1) sin4x + sin3x + sin2x = 0
Преобразуемой первое и последнее слагаемое по формуле суммы синусов
2sin[(4x + 2x)/2]cos[4x - 2x]/2] + sin3x = 0
2sin3xcosx+ sin3x = 0
sin3x(2cosx + 1) = 0
sin3x = 0
3x = πn, n ∈ Z
x = πn/3, n ∈ Z
2cosx + 1 = 0
cosx = -1/2
x = ±2π/3 + 2πk, k ∈ Z
Ответ: x = πn/3, n ∈ Z; ±2π/3 + 2πk, k ∈ Z.

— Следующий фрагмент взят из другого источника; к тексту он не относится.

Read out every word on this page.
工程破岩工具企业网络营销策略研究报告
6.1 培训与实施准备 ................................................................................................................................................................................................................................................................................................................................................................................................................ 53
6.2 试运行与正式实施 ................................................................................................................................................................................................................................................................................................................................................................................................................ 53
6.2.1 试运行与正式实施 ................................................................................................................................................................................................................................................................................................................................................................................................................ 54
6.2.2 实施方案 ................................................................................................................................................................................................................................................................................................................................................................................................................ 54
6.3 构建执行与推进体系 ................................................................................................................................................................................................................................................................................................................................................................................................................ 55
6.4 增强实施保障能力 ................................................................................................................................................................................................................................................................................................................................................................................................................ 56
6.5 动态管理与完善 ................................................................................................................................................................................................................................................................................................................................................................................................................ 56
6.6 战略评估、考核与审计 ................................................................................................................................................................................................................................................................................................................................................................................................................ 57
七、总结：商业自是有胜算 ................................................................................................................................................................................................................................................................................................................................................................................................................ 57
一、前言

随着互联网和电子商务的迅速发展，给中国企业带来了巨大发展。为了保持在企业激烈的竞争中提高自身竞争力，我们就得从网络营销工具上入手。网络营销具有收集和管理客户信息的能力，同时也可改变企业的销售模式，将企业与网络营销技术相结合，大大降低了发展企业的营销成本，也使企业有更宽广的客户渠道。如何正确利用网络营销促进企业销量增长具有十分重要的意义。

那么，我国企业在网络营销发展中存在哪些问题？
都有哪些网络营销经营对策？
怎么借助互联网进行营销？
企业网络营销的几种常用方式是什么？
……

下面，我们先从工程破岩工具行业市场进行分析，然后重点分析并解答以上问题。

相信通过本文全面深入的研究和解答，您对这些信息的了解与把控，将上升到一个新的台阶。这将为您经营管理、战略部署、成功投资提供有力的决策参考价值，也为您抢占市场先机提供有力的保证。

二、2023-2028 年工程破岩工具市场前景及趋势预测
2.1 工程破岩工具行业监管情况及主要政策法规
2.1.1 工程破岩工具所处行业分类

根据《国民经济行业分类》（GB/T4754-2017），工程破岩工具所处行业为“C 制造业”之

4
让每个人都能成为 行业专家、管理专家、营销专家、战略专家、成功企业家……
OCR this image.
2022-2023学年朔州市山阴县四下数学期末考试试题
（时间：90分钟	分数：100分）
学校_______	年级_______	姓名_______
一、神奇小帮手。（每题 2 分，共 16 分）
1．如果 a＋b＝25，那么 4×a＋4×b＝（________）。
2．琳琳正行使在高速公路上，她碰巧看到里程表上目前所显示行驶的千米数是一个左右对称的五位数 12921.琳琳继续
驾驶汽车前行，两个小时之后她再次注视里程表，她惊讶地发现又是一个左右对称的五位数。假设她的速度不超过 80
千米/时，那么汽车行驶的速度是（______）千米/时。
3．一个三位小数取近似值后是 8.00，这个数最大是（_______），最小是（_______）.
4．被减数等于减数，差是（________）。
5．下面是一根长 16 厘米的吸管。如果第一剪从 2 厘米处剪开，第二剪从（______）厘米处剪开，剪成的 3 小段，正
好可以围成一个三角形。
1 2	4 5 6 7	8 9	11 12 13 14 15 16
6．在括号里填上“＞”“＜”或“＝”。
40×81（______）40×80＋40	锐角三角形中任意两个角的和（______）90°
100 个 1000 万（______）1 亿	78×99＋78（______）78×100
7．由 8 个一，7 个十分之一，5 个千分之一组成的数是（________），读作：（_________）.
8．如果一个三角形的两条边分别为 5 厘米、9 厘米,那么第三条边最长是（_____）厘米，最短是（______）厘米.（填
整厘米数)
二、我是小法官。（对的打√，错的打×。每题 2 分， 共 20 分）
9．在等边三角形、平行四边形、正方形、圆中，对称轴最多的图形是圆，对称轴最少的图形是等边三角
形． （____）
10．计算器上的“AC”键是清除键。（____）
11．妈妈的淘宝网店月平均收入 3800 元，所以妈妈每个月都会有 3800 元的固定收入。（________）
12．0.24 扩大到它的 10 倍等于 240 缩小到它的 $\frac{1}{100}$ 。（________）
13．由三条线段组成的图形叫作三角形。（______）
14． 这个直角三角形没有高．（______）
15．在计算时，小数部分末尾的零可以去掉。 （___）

2) 2sin²x + 3sinxcosx + cos²x = 0 |:cos²x
2tg²x + 3tgx + 1 = 0
2tg²x + 2tgx + tgx + 1 = 0
2tgx(tgx + 1) + (tgx + 1) = 0
(2tgx + 1)(tgx + 1) = 0
2tgx + 1 = 0
tgx = -1/2
x = arctg(-1/2) + πn, n ∈ Z.
tgx + 1 = 0
tgx = -1
x = -π/4 + πk, k ∈ Z.
Ответ: arctg(-1/2) + πn, n ∈ Z; -π/4 + πk, k ∈ Z.